# Thread: Entire functions and polynomials. Poles and singularities.

1. ## Entire functions and polynomials. Poles and singularities.

Hi all ,
please i need the solution of these question or at least Hints

[1] Let f(z) be entire function and assume that there exist M, R >0 and n positive integer such that |f(z)|≤M(|z|^n) for all z in C-D(0,R). Prove that f(z) is a polynomial of degee≤n.

[2] Suppose f and g have poles of order m and n respectively at z . Describe the singularity Of the following function at z :
f+g, fg and f/g .
Thanks all

2. Originally Posted by raed
Hi all ,
please i need the solution of these question or at least Hints

[1] Let f(z) be entire function and assume that there exist M, R >0 and n positive integer such that |f(z)|≤M(|z|^n) for all z in C-D(0,R). Prove that f(z) is a polynomial of degee≤n.

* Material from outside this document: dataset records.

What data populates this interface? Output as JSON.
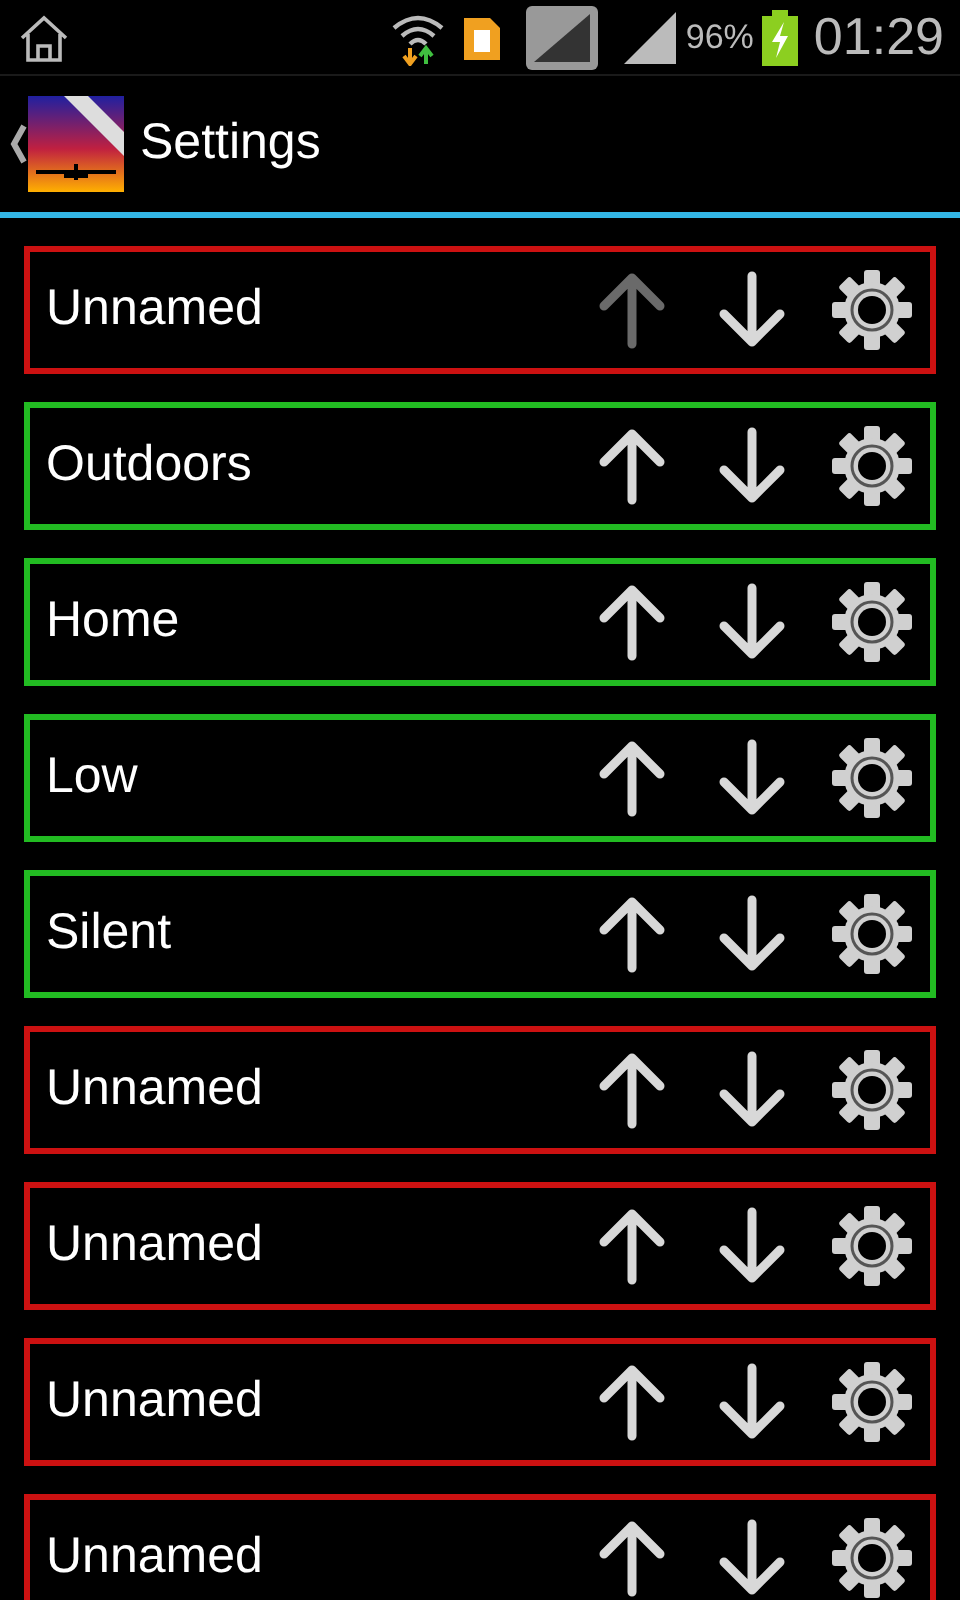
{
  "status_bar": {
    "battery": "96%",
    "time": "01:29"
  },
  "header": {
    "title": "Settings"
  },
  "profiles": [
    {
      "name": "Unnamed",
      "color": "#cc1111",
      "up_disabled": true
    },
    {
      "name": "Outdoors",
      "color": "#22bb22",
      "up_disabled": false
    },
    {
      "name": "Home",
      "color": "#22bb22",
      "up_disabled": false
    },
    {
      "name": "Low",
      "color": "#22bb22",
      "up_disabled": false
    },
    {
      "name": "Silent",
      "color": "#22bb22",
      "up_disabled": false
    },
    {
      "name": "Unnamed",
      "color": "#cc1111",
      "up_disabled": false
    },
    {
      "name": "Unnamed",
      "color": "#cc1111",
      "up_disabled": false
    },
    {
      "name": "Unnamed",
      "color": "#cc1111",
      "up_disabled": false
    },
    {
      "name": "Unnamed",
      "color": "#cc1111",
      "up_disabled": false
    }
  ]
}
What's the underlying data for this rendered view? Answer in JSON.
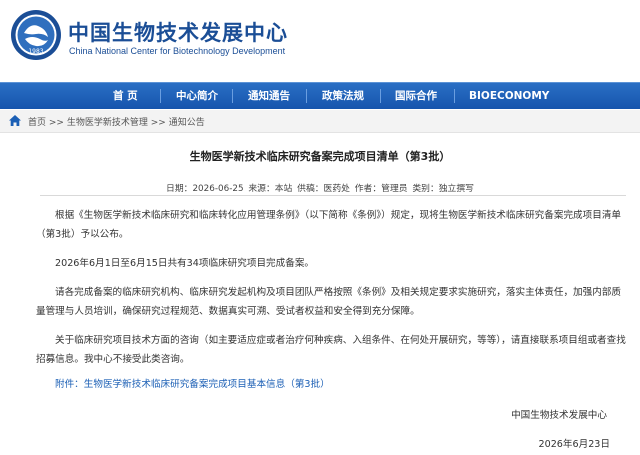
{
  "header": {
    "title_cn": "中国生物技术发展中心",
    "title_en": "China National Center for Biotechnology Development",
    "logo": {
      "year": "1983",
      "icon": "cncbd-logo",
      "color": "#1b4e96"
    }
  },
  "nav": {
    "items": [
      {
        "label": "首 页"
      },
      {
        "label": "中心简介"
      },
      {
        "label": "通知通告"
      },
      {
        "label": "政策法规"
      },
      {
        "label": "国际合作"
      },
      {
        "label": "BIOECONOMY"
      }
    ],
    "color": "#1b5fb5"
  },
  "breadcrumb": {
    "icon": "home-icon",
    "home": "首页",
    "sep": ">>",
    "level1": "生物医学新技术管理",
    "level2": "通知公告"
  },
  "article": {
    "title": "生物医学新技术临床研究备案完成项目清单（第3批）",
    "meta": {
      "date": "日期：2026-06-25",
      "source": "来源：本站",
      "provider": "供稿：医药处",
      "author": "作者：管理员",
      "category": "类别：独立撰写"
    },
    "paragraphs": [
      "根据《生物医学新技术临床研究和临床转化应用管理条例》（以下简称《条例》）规定，现将生物医学新技术临床研究备案完成项目清单（第3批）予以公布。",
      "2026年6月1日至6月15日共有34项临床研究项目完成备案。",
      "请各完成备案的临床研究机构、临床研究发起机构及项目团队严格按照《条例》及相关规定要求实施研究，落实主体责任，加强内部质量管理与人员培训，确保研究过程规范、数据真实可溯、受试者权益和安全得到充分保障。",
      "关于临床研究项目技术方面的咨询（如主要适应症或者治疗何种疾病、入组条件、在何处开展研究，等等），请直接联系项目组或者查找招募信息。我中心不接受此类咨询。"
    ],
    "attachment": "附件：生物医学新技术临床研究备案完成项目基本信息（第3批）",
    "signature": "中国生物技术发展中心",
    "sign_date": "2026年6月23日"
  }
}
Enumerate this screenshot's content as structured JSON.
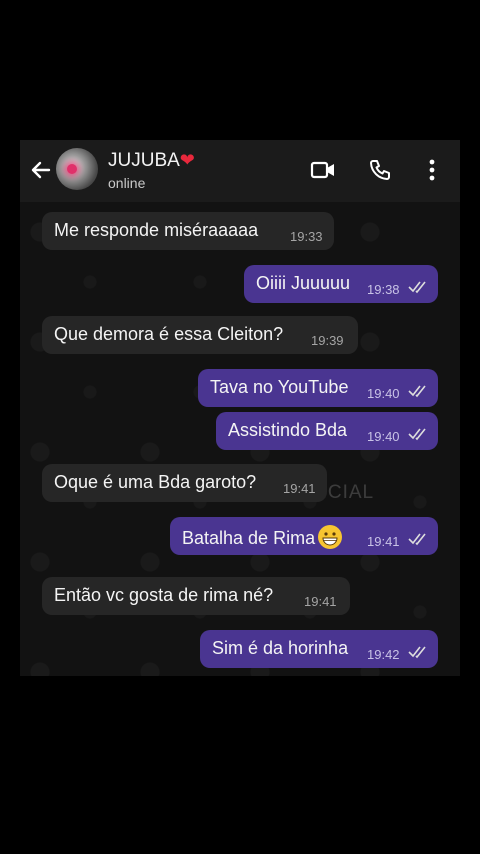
{
  "contact": {
    "name": "JUJUBA",
    "heart": "❤",
    "status": "online"
  },
  "watermark": "@DRL_SANTOS_OFICIAL",
  "messages": [
    {
      "dir": "in",
      "text": "Me responde miséraaaaa",
      "time": "19:33"
    },
    {
      "dir": "out",
      "text": "Oiiii Juuuuu",
      "time": "19:38"
    },
    {
      "dir": "in",
      "text": "Que demora é essa Cleiton?",
      "time": "19:39"
    },
    {
      "dir": "out",
      "text": "Tava no YouTube",
      "time": "19:40"
    },
    {
      "dir": "out",
      "text": "Assistindo Bda",
      "time": "19:40"
    },
    {
      "dir": "in",
      "text": "Oque é uma Bda garoto?",
      "time": "19:41"
    },
    {
      "dir": "out",
      "text": "Batalha de Rima",
      "emoji": "grinning-face",
      "time": "19:41"
    },
    {
      "dir": "in",
      "text": "Então vc gosta de rima né?",
      "time": "19:41"
    },
    {
      "dir": "out",
      "text": "Sim é da horinha",
      "time": "19:42"
    }
  ],
  "colors": {
    "outgoing_bubble": "#4a3591",
    "incoming_bubble": "#262626",
    "chat_bg": "#121212",
    "header_bg": "#1b1b1b"
  },
  "icons": [
    "back-arrow-icon",
    "video-call-icon",
    "phone-icon",
    "more-vert-icon",
    "double-check-icon"
  ]
}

[2] Suppose f and g have poles of order m and n respectively at z . Describe the singularity Of the following function at z :
f+g, fg and f/g .
Thanks all
1.) See here

2.) I suggest looking at the Laurent Series for f+g, fg, f/g

3. Originally Posted by chiph588@
1.) See here

2.) I suggest looking at the Laurent Series for f+g, fg, f/g
Thank u very much